The Big Bang theory is pure imaginative bunk....it violates physical laws and common sense.   

And yet, we've seen that it isn't something that people refuse to think about....as a majority of scientists today have accepted that nothing packed together tightly, condensed somehow into a single tiny spot and then it decided to explode producing neutrons, protons and electrons that somehow hurled themselves ourward at incredible speed and formed themselves into atomic structures of hydrogen and helium atoms.

 

 

No, the Big Bang is scientific fact.  We can see the echoes of it still in the universe; we can measure when it happened; we can observe the effects of it in the expanding space around us.  No one in physics today denies the Big Bang, so saying it violates physical law is a little ridiculous.  Whose physical laws are you referring to?

The only matter of contention is how and why it happened.  No one thinks that it DIDN'T happen.  If you want to find a place to stick God into the mix, then the only place it really makes sense is as mommie4life said, that God made the Big Bang happen.

Even then you'd run into some trouble scientifically speaking, since there wasn't actually a space for god to be in or a time for him to be at, but you'd have an easier time being taken seriously by just saying God can sidestep those problems because he's a god, than you would by claiming the Big Bang didn't happen.

 

And as a side note... if you think the Big Bang violates common sense, just wait until you start reading about general relativity and quantum physics.  That's when most people's common sense gets torn to shreds 

on May 04, 2009

I don't think any argument can be made or supported claiming that any particular scientific theory violates common sense - I know people claim many things violate common sense, to the point that common sense is a relatively nonsensical phrase.

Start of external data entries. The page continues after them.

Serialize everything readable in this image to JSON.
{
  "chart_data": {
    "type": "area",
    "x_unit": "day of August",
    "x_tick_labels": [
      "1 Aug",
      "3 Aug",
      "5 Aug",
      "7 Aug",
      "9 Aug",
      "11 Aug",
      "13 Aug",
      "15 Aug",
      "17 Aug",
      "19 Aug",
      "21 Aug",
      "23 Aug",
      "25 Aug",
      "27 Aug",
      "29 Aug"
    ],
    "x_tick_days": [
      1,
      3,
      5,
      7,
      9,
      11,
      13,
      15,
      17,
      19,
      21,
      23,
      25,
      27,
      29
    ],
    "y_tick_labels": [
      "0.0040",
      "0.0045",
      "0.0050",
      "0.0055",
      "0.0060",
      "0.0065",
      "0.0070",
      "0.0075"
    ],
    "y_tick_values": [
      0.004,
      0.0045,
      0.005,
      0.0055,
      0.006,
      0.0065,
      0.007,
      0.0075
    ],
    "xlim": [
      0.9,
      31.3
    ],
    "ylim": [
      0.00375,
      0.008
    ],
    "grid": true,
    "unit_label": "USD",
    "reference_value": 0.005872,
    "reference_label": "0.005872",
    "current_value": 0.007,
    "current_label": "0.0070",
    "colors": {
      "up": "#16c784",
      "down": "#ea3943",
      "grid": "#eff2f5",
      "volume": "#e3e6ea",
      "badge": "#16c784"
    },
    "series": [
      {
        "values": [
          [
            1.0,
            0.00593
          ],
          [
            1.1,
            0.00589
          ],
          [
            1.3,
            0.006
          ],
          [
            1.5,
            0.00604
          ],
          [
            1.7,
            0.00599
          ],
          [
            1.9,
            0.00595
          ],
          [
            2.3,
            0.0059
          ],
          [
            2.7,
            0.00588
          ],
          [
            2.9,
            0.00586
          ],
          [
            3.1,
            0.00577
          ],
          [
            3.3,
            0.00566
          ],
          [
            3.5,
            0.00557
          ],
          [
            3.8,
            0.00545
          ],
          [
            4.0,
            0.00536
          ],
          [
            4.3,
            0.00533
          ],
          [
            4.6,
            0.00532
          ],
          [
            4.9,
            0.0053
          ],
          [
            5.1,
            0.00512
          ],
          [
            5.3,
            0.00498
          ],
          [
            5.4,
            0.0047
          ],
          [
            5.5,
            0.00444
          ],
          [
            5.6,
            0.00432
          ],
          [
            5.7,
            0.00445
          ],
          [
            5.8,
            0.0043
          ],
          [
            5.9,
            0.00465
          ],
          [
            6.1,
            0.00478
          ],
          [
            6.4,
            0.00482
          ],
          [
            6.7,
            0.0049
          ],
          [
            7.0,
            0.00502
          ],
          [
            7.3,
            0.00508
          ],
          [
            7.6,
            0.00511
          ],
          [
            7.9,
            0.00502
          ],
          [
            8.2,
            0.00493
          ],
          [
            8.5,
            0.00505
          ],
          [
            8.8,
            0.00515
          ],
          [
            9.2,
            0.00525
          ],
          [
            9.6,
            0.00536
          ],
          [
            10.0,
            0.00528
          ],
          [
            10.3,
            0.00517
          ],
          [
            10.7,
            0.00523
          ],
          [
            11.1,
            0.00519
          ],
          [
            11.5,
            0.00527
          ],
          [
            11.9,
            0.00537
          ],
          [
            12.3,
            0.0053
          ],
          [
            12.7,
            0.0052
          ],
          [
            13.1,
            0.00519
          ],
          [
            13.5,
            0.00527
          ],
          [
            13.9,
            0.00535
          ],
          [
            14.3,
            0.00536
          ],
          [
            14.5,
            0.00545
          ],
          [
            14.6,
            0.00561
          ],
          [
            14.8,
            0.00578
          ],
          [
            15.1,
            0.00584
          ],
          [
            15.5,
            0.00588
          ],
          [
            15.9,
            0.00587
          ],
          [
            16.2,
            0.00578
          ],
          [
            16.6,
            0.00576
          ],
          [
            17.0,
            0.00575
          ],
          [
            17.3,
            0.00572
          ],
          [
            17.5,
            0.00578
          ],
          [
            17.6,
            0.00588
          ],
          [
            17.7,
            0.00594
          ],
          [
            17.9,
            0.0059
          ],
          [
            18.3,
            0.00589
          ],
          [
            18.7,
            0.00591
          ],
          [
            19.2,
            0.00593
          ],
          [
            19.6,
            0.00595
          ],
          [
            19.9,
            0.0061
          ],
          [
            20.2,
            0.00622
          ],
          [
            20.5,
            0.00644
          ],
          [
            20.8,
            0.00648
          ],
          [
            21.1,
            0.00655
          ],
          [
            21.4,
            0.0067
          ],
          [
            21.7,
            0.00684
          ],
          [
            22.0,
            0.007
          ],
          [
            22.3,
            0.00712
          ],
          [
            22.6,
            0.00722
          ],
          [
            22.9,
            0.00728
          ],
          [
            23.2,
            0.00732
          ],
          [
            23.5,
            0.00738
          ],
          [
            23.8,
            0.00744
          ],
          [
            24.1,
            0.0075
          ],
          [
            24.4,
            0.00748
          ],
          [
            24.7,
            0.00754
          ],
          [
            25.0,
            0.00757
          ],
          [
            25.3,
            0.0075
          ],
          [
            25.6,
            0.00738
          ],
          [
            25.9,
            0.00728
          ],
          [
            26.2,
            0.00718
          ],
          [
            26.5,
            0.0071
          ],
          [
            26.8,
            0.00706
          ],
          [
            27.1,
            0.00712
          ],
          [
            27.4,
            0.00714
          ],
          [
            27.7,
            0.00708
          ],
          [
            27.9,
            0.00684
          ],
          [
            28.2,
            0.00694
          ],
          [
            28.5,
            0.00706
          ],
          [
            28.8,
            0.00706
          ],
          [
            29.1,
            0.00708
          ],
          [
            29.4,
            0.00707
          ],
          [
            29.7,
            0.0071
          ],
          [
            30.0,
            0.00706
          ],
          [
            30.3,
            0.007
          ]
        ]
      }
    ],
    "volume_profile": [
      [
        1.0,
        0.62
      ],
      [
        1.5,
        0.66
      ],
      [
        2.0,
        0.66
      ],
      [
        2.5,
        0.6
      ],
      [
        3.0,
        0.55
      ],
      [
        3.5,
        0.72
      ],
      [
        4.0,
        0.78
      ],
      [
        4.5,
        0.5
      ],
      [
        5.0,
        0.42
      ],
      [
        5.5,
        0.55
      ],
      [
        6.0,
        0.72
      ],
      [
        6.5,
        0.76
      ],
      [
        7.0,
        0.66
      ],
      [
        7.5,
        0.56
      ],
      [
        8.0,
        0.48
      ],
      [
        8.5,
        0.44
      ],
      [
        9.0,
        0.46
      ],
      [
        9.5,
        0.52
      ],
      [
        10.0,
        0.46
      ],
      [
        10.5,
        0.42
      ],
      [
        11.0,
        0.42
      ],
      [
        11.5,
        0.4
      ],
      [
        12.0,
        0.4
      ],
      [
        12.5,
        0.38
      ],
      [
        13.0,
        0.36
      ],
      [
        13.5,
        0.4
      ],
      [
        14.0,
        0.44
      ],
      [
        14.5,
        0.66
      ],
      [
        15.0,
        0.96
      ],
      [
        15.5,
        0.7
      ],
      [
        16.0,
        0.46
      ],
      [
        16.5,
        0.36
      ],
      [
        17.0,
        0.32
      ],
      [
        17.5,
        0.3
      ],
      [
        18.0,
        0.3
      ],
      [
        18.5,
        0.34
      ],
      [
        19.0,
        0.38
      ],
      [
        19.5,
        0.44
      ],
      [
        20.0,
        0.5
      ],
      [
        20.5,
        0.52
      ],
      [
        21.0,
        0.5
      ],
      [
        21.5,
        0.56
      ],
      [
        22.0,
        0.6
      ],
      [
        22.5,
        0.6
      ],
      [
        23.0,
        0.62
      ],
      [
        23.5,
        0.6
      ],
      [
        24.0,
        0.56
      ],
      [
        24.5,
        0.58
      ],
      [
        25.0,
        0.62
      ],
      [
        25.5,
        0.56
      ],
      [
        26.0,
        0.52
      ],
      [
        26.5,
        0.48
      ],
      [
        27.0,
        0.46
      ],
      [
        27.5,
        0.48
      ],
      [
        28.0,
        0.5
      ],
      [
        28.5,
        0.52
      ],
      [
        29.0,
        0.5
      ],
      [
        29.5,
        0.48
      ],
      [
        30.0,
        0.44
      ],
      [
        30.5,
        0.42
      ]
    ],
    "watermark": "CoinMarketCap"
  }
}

When I have had people tell me that my own experiences (I'm not talking supernatural stuff, just day-to-day social interactions) violate common sense I have to question whether the phrase common sense is even a coherent concept, or simply a way for some people to dismiss experiences they have no personal connection to.

As for violating physical laws - one wonders which physical laws you have in mind? This is a pretty heady claim, and it virtually requires citation. Read up on it first if you think you've got the chops to discredit it completely.